Ultraspinning instability: the missing link

TL;DR

This paper investigates the linear stability of seven-dimensional Myers-Perry black holes with two equal angular momenta, revealing that instabilities occur before extremality and are connected to ultraspinning instabilities known in higher dimensions.

Contribution

It provides the first numerical analysis of the onset of ultraspinning instabilities in d=7 Myers-Perry black holes with two equal angular momenta, linking these to known instabilities in singly-spinning solutions.

Findings

Instabilities appear before extremality in d=7 Myers-Perry black holes.

The onset of instability connects solutions with one and multiple angular momenta.

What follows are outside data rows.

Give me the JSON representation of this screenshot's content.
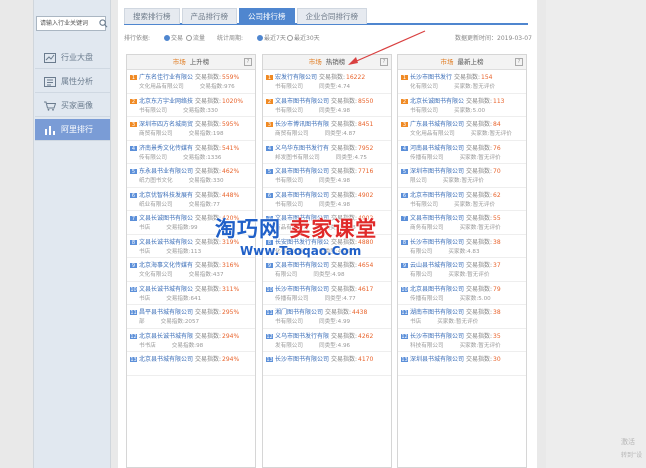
{
  "sidebar": {
    "search_placeholder": "请输入行业关键词",
    "items": [
      {
        "label": "行业大盘",
        "icon": "trend-chart-icon",
        "active": false
      },
      {
        "label": "属性分析",
        "icon": "attribute-icon",
        "active": false
      },
      {
        "label": "买家画像",
        "icon": "cart-icon",
        "active": false
      },
      {
        "label": "阿里排行",
        "icon": "bar-chart-icon",
        "active": true
      }
    ]
  },
  "tabs": [
    {
      "label": "搜索排行榜",
      "active": false
    },
    {
      "label": "产品排行榜",
      "active": false
    },
    {
      "label": "公司排行榜",
      "active": true
    },
    {
      "label": "企业合同排行榜",
      "active": false
    }
  ],
  "filters": {
    "rank_label": "排行依据:",
    "option_trade": "交易",
    "option_traffic": "流量",
    "period_label": "统计周期:",
    "option_7": "最近7天",
    "option_30": "最近30天",
    "update_label": "数据更新时间：",
    "update_date": "2019-03-07"
  },
  "columns": [
    {
      "tag": "市场",
      "title": "上升榜",
      "rows": [
        {
          "rank": "1",
          "name": "广东名佳行业有限公",
          "metric": "交易指数:",
          "value": "559%",
          "sub": "文化用品有限公司",
          "sub_label": "交易指数:",
          "sub_value": "976"
        },
        {
          "rank": "2",
          "name": "北京东方宇业网络技",
          "metric": "交易指数:",
          "value": "1020%",
          "sub": "书有限公司",
          "sub_label": "交易指数:",
          "sub_value": "330"
        },
        {
          "rank": "3",
          "name": "深圳市四方名城商贸",
          "metric": "交易指数:",
          "value": "595%",
          "sub": "商贸有限公司",
          "sub_label": "交易指数:",
          "sub_value": "198"
        },
        {
          "rank": "4",
          "name": "济南景秀文化传媒有",
          "metric": "交易指数:",
          "value": "541%",
          "sub": "传有限公司",
          "sub_label": "交易指数:",
          "sub_value": "1336"
        },
        {
          "rank": "5",
          "name": "东永县书业有限公司",
          "metric": "交易指数:",
          "value": "462%",
          "sub": "纸力图书文化",
          "sub_label": "交易指数:",
          "sub_value": "330"
        },
        {
          "rank": "6",
          "name": "北京优智科技发展有",
          "metric": "交易指数:",
          "value": "448%",
          "sub": "纸业有限公司",
          "sub_label": "交易指数:",
          "sub_value": "77"
        },
        {
          "rank": "7",
          "name": "文县长诚图书有限公",
          "metric": "交易指数:",
          "value": "420%",
          "sub": "书店",
          "sub_label": "交易指数:",
          "sub_value": "99"
        },
        {
          "rank": "8",
          "name": "文县长诚书城有限公",
          "metric": "交易指数:",
          "value": "319%",
          "sub": "书店",
          "sub_label": "交易指数:",
          "sub_value": "113"
        },
        {
          "rank": "9",
          "name": "北京海事文化传媒有",
          "metric": "交易指数:",
          "value": "316%",
          "sub": "文化有限公司",
          "sub_label": "交易指数:",
          "sub_value": "437"
        },
        {
          "rank": "10",
          "name": "文县长诚书城有限公",
          "metric": "交易指数:",
          "value": "311%",
          "sub": "书店",
          "sub_label": "交易指数:",
          "sub_value": "641"
        },
        {
          "rank": "11",
          "name": "昌平县书城有限公司",
          "metric": "交易指数:",
          "value": "295%",
          "sub": "部",
          "sub_label": "交易指数:",
          "sub_value": "2057"
        },
        {
          "rank": "12",
          "name": "北京县长诚书城有限",
          "metric": "交易指数:",
          "value": "294%",
          "sub": "书书店",
          "sub_label": "交易指数:",
          "sub_value": "98"
        },
        {
          "rank": "13",
          "name": "北京县书城有限公司",
          "metric": "交易指数:",
          "value": "294%",
          "sub": "",
          "sub_label": "",
          "sub_value": ""
        }
      ]
    },
    {
      "tag": "市场",
      "title": "热销榜",
      "rows": [
        {
          "rank": "1",
          "name": "宏发行有限公司",
          "metric": "交易指数:",
          "value": "16222",
          "sub": "书有限公司",
          "sub_label": "同类型:",
          "sub_value": "4.74"
        },
        {
          "rank": "2",
          "name": "文县市图书有限公司",
          "metric": "交易指数:",
          "value": "8550",
          "sub": "书有限公司",
          "sub_label": "同类型:",
          "sub_value": "4.98"
        },
        {
          "rank": "3",
          "name": "长沙市博讯图书有限",
          "metric": "交易指数:",
          "value": "8451",
          "sub": "商贸有限公司",
          "sub_label": "同类型:",
          "sub_value": "4.87"
        },
        {
          "rank": "4",
          "name": "义乌华东图书发行有",
          "metric": "交易指数:",
          "value": "7952",
          "sub": "邦发图书有限公司",
          "sub_label": "同类型:",
          "sub_value": "4.75"
        },
        {
          "rank": "5",
          "name": "文县市图书有限公司",
          "metric": "交易指数:",
          "value": "7716",
          "sub": "书有限公司",
          "sub_label": "同类型:",
          "sub_value": "4.98"
        },
        {
          "rank": "6",
          "name": "文县市图书有限公司",
          "metric": "交易指数:",
          "value": "4902",
          "sub": "书有限公司",
          "sub_label": "同类型:",
          "sub_value": "4.98"
        },
        {
          "rank": "7",
          "name": "文县市图书有限公司",
          "metric": "交易指数:",
          "value": "4902",
          "sub": "商品有限公司",
          "sub_label": "同类型:",
          "sub_value": "4.98"
        },
        {
          "rank": "8",
          "name": "长安图书发行有限公",
          "metric": "交易指数:",
          "value": "4880",
          "sub": "化有限公司",
          "sub_label": "同类型:",
          "sub_value": "4.96"
        },
        {
          "rank": "9",
          "name": "文县市图书有限公司",
          "metric": "交易指数:",
          "value": "4654",
          "sub": "有限公司",
          "sub_label": "同类型:",
          "sub_value": "4.98"
        },
        {
          "rank": "10",
          "name": "长沙市图书有限公司",
          "metric": "交易指数:",
          "value": "4617",
          "sub": "传播有限公司",
          "sub_label": "同类型:",
          "sub_value": "4.77"
        },
        {
          "rank": "11",
          "name": "湘门图书有限公司",
          "metric": "交易指数:",
          "value": "4438",
          "sub": "书有限公司",
          "sub_label": "同类型:",
          "sub_value": "4.99"
        },
        {
          "rank": "12",
          "name": "义乌市图书发行有限",
          "metric": "交易指数:",
          "value": "4262",
          "sub": "发有限公司",
          "sub_label": "同类型:",
          "sub_value": "4.96"
        },
        {
          "rank": "13",
          "name": "长沙市图书有限公司",
          "metric": "交易指数:",
          "value": "4170",
          "sub": "",
          "sub_label": "",
          "sub_value": ""
        }
      ]
    },
    {
      "tag": "市场",
      "title": "最新上榜",
      "rows": [
        {
          "rank": "1",
          "name": "长沙市图书发行",
          "metric": "交易指数:",
          "value": "154",
          "sub": "化有限公司",
          "sub_label": "买家数:",
          "sub_value": "暂无评价"
        },
        {
          "rank": "2",
          "name": "北京长诚图书有限公",
          "metric": "交易指数:",
          "value": "113",
          "sub": "书有限公司",
          "sub_label": "买家数:",
          "sub_value": "5.00"
        },
        {
          "rank": "3",
          "name": "广东县书城有限公司",
          "metric": "交易指数:",
          "value": "84",
          "sub": "文化用品有限公司",
          "sub_label": "买家数:",
          "sub_value": "暂无评价"
        },
        {
          "rank": "4",
          "name": "河南县书城有限公司",
          "metric": "交易指数:",
          "value": "76",
          "sub": "传播有限公司",
          "sub_label": "买家数:",
          "sub_value": "暂无评价"
        },
        {
          "rank": "5",
          "name": "深圳市图书有限公司",
          "metric": "交易指数:",
          "value": "70",
          "sub": "限公司",
          "sub_label": "买家数:",
          "sub_value": "暂无评价"
        },
        {
          "rank": "6",
          "name": "北京市图书有限公司",
          "metric": "交易指数:",
          "value": "62",
          "sub": "书有限公司",
          "sub_label": "买家数:",
          "sub_value": "暂无评价"
        },
        {
          "rank": "7",
          "name": "文县市图书有限公司",
          "metric": "交易指数:",
          "value": "55",
          "sub": "商务有限公司",
          "sub_label": "买家数:",
          "sub_value": "暂无评价"
        },
        {
          "rank": "8",
          "name": "长沙市图书有限公司",
          "metric": "交易指数:",
          "value": "38",
          "sub": "有限公司",
          "sub_label": "买家数:",
          "sub_value": "4.83"
        },
        {
          "rank": "9",
          "name": "云山县书城有限公司",
          "metric": "交易指数:",
          "value": "37",
          "sub": "有限公司",
          "sub_label": "买家数:",
          "sub_value": "暂无评价"
        },
        {
          "rank": "10",
          "name": "北京县图书有限公司",
          "metric": "交易指数:",
          "value": "79",
          "sub": "传播有限公司",
          "sub_label": "买家数:",
          "sub_value": "5.00"
        },
        {
          "rank": "11",
          "name": "湖南市图书有限公司",
          "metric": "交易指数:",
          "value": "38",
          "sub": "书店",
          "sub_label": "买家数:",
          "sub_value": "暂无评价"
        },
        {
          "rank": "12",
          "name": "长沙市图书有限公司",
          "metric": "交易指数:",
          "value": "35",
          "sub": "科技有限公司",
          "sub_label": "买家数:",
          "sub_value": "暂无评价"
        },
        {
          "rank": "13",
          "name": "深圳县书城有限公司",
          "metric": "交易指数:",
          "value": "30",
          "sub": "",
          "sub_label": "",
          "sub_value": ""
        }
      ]
    }
  ],
  "watermark": {
    "line1_blue": "淘巧网",
    "line1_red": "卖家课堂",
    "line2_blue": "Www.Taoqao.Com",
    "activate": "激活",
    "activate_sub": "转到“设"
  }
}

Results suggest potential instability of all extremal Myers-Perry black holes in higher dimensions.

Abstract

We study linearized perturbations of Myers-Perry black holes in d=7, with two of the three angular momenta set to be equal, and show that instabilities always appear before extremality. Analogous results are expected for all higher odd d. We determine numerically the stationary perturbations that mark the onset of instability for the modes that preserve the isometries of the background. The onset is continuously connected between the previously studied sectors of solutions with a single angular momentum and solutions with all angular momenta equal. This shows that the near-extremality instabilities are of the same nature as the ultraspinning instability of d>5 singly-spinning solutions, for which the angular momentum is unbounded. Our results raise the question of whether there are any extremal Myers-Perry black holes which are stable in d>5.